Calhoun County Sheriff Greg Pollan reports that an argument at a cookout about 8:30 p.m. Thursday is believed to have led to Wayne Therman Harris of Slate Springs allegedly shooting Chris McGonagill of Calhoun City.
McGonagill died about 1 a.m. Friday at Baptist Hospital in Oxford.
Harris received a full pardon from Barbour on conviction for the sale of marijuana, according to Pollan and state documents.
Pollan said Harris served his sentence and was out of jail before the pardon.
Harris received a full and unconditional pardon from Barbour on Jan. 10, 2012. Pollan said — and state documents show — Harris had completed his sentence for sale of marijuana when the pardon was issued.
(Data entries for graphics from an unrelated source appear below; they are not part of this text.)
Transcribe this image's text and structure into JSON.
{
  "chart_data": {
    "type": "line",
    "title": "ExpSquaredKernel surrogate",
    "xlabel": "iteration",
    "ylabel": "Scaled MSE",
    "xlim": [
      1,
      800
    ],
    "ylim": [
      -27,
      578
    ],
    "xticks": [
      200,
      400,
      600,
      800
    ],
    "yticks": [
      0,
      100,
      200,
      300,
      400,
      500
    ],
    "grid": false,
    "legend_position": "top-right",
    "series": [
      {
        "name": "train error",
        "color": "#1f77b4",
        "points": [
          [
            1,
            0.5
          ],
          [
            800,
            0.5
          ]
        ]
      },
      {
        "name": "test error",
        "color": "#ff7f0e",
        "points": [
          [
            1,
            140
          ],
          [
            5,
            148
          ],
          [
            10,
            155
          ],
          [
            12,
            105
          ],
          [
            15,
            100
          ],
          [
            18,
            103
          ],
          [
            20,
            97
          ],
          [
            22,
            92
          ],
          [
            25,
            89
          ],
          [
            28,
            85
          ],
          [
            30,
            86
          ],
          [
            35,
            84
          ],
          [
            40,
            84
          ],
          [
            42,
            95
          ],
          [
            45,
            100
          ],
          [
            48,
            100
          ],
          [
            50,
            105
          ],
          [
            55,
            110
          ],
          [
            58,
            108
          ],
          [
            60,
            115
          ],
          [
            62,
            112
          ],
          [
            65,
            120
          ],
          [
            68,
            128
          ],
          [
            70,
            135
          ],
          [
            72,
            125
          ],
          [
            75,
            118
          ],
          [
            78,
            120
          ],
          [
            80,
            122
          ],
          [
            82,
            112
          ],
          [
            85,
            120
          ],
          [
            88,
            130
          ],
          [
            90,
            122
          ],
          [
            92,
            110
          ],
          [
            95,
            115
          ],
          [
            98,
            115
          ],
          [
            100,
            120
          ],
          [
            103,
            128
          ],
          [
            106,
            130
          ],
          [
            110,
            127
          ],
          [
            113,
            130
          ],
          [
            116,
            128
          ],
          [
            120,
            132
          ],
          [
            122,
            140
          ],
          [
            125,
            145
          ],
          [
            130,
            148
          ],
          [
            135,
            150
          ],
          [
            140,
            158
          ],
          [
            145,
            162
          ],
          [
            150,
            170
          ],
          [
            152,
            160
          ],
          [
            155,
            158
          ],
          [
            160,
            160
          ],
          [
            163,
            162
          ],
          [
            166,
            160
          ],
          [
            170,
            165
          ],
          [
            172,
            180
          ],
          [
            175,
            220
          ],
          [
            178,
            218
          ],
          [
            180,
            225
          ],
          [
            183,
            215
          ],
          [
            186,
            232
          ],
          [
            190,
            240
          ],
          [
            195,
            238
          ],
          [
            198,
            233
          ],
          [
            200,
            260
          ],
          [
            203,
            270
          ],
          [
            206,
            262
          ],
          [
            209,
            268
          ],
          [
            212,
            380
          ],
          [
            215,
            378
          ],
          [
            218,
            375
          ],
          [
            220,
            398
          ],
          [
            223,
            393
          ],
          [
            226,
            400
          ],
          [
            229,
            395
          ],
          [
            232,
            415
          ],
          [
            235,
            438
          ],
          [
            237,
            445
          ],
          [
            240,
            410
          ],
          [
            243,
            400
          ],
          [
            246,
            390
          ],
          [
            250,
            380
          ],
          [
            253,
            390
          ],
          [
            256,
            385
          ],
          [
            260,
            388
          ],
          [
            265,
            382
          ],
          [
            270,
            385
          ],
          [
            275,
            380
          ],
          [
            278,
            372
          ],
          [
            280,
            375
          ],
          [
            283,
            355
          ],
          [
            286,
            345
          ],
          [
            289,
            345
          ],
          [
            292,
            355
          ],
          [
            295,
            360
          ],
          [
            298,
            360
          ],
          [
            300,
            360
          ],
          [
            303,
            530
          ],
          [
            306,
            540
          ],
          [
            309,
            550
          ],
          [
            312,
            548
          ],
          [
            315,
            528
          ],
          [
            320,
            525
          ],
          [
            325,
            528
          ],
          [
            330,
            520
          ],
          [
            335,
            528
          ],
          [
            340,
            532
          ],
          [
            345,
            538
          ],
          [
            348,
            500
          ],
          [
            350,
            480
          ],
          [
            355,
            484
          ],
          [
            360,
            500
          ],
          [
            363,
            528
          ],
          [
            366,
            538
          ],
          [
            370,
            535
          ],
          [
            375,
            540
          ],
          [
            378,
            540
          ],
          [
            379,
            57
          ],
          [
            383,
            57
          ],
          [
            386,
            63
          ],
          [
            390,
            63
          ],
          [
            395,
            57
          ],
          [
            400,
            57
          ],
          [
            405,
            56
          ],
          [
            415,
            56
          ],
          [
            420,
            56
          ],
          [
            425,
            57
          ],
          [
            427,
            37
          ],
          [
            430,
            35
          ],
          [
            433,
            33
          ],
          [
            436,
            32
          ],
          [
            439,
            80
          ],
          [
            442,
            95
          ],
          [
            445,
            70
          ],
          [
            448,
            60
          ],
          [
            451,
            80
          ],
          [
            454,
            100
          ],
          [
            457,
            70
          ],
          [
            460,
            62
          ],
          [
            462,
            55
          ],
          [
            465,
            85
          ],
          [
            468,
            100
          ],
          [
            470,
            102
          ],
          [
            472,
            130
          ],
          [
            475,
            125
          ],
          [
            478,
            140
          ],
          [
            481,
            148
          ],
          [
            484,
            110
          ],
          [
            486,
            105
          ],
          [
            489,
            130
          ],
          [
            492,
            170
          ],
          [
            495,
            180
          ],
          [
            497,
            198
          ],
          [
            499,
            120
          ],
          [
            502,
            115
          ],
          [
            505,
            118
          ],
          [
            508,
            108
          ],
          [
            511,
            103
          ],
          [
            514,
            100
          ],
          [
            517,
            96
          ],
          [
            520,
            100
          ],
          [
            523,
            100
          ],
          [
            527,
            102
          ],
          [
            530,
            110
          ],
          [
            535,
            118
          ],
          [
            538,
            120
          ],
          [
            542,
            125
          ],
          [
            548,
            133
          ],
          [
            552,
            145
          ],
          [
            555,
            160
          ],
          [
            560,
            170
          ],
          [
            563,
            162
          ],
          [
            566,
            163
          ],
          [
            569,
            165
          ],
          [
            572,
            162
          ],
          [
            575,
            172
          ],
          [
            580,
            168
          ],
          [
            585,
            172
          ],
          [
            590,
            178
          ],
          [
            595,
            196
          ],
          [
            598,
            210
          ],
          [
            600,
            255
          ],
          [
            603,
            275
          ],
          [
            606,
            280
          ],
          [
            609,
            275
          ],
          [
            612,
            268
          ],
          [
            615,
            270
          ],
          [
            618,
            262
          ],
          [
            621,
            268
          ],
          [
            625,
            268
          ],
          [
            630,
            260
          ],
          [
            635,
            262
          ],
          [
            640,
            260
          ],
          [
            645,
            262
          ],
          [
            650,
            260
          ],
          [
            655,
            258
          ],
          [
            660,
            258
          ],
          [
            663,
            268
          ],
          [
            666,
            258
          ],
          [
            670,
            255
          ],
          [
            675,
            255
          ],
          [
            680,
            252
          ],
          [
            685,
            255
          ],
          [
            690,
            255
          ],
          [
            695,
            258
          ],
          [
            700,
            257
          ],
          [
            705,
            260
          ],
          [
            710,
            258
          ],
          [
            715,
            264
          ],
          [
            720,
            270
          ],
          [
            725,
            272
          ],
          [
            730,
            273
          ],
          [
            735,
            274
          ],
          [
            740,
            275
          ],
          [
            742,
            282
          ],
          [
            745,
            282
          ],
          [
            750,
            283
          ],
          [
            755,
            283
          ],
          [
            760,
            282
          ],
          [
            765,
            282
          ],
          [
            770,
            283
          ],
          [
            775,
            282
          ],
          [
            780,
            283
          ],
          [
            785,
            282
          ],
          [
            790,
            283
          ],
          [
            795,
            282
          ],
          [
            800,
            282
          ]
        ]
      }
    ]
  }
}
State prison system records show Harris was sentenced in Calhoun County on Jan. 19, 2001, for the sale of marijuana to 20 years in prison, with five years suspended conditioned upon his completion of three years post release supervision. He was given an official release on Dec. 21, 2007.
Convicted felons typically are not allowed to possess firearms, but Pollan said that does not apply in Harris' case because of the full pardon he received from Barbour.
McGonagill's shooting took place about 3 miles south of Calhoun City on Highway 9 south.
“Harris was hit once in the leg and McGonagill was hit six times,” Pollan told the Chickasaw Journal. “I can’t give you a lot of information about this incident because we are still investigating exactly what happened.”
Pollan said a .22 caliber rifle and a 9 mm pistol were used in the shooting. Pollan said the fatal incident occurred at a carpentry shop owned by McGonagill on Highway 9 south of Slate Springs.
Pollan said no charges had been filed as of noon Friday.
“We understand there were three other people at the scene at one time,” said Pollan. “We are not looking for anyone else and at this point we don’t think anyone else was involved.”
Pollan said he did not know what sparked the shooting.
“We are working on a motive,” said Pollan.
Barbour, a Republican, sparked an uproar when he pardoned nearly 200 people as his second term was ending in January 2012. The total included four convicted murderers and a robber who worked as inmate trusties at the Governor's Mansion. Crime victims' advocates and families across the state called for the pardons to be revoked.
Barbour has said he's at peace with the pardons because his Christian faith teaches about redemption.
"I believe in second chances and I try hard to be forgiving," Barbour said in an interview last year.
The Associated Press and Floyd Ingram with the Chickasaw Journal contributed to this report.